In needlepoint and embroidery techniques, the French knot is a stitch that you will learn for decorative projects. Unlike background stitching, what distinguishes it as a stitch is that it adds dimensional depth and texture to an otherwise flat canvas. For this reason, it's best used as an accent; think: flowers in a garden, decorative embellishments to a monogram, or a lamb's wooly coat. (This is similar, but not to be confused with, the colonial stitch.)

Start with your canvas, needle and thread. (In embroidery, a milliner needle is ideal here because the shaft is the same width as the eye, which makes it easier to pass through the knot.) Pull your threaded needle up through the bottom of the canvas. Then, holding onto the thread with your non-stitching hand and close to the canvas, wrap it around the needle once (for a small knot) or twice (for a larger knot); avoid wrapping more than twice or the result will be a lopsided knot.

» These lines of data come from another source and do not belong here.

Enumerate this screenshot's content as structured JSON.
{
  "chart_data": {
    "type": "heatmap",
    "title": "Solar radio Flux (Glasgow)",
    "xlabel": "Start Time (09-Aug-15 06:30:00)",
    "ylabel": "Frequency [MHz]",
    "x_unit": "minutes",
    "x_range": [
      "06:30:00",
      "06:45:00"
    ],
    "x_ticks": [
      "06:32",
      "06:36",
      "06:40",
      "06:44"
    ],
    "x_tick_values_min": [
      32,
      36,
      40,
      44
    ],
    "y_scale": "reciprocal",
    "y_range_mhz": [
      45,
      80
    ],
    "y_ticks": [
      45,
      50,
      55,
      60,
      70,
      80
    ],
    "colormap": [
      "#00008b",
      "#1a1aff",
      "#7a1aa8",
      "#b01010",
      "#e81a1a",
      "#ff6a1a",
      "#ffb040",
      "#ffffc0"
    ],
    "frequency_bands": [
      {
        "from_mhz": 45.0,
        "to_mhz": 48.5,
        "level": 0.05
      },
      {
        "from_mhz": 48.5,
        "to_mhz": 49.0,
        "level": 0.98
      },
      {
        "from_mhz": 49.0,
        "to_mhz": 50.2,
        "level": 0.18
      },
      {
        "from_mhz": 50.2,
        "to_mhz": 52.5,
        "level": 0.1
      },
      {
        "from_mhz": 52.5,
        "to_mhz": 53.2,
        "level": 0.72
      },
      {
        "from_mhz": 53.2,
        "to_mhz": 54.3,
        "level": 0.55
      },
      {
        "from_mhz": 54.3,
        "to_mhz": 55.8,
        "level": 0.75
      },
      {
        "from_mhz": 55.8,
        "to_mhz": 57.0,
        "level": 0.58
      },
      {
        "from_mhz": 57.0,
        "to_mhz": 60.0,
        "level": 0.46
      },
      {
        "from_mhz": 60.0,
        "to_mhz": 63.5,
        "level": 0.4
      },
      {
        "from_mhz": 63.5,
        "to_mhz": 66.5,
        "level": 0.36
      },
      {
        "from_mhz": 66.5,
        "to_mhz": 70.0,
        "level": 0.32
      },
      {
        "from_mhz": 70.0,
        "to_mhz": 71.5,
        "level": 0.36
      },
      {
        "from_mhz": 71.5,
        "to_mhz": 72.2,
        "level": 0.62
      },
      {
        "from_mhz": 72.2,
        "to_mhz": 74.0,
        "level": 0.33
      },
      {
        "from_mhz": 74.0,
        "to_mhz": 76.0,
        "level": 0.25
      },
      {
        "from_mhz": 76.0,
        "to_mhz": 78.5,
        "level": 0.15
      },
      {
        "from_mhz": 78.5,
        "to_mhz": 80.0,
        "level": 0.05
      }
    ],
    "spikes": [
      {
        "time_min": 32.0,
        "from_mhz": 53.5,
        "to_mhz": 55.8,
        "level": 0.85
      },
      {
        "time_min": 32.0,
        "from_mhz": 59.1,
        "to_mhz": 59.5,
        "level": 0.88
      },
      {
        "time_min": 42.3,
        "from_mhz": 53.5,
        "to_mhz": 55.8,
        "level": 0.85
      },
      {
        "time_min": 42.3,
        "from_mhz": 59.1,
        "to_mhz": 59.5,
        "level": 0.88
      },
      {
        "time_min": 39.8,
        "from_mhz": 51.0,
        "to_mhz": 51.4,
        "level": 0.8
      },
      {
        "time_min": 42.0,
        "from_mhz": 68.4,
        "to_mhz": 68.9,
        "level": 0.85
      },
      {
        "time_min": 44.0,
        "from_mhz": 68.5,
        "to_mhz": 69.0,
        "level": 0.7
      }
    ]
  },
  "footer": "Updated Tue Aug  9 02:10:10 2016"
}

Pull the needle partway down into the canvas, close to the spot where the needle came to the front but not into the same hole. Keep the thread pulled taut so that it wraps snugly but not so taut that it prevents the needle from drawing through the knot. Towards the end, let go of the thread and it should smoothly loop into a French knot on the right side of your work.

Practice this stitch on a small sampler, using needles of type and size appropriate to the canvas. As you stitch, move your stitching hand from the back of the fabric to the front of the work as needed and experiment with tension—tighter tension will result in tight, compact knots; looser tension results in soft, loopy knots. French knots are notoriously difficult to unwind, so if you make a mistake, it's best to simply cut away the unwanted knot and retry with a new length of thread.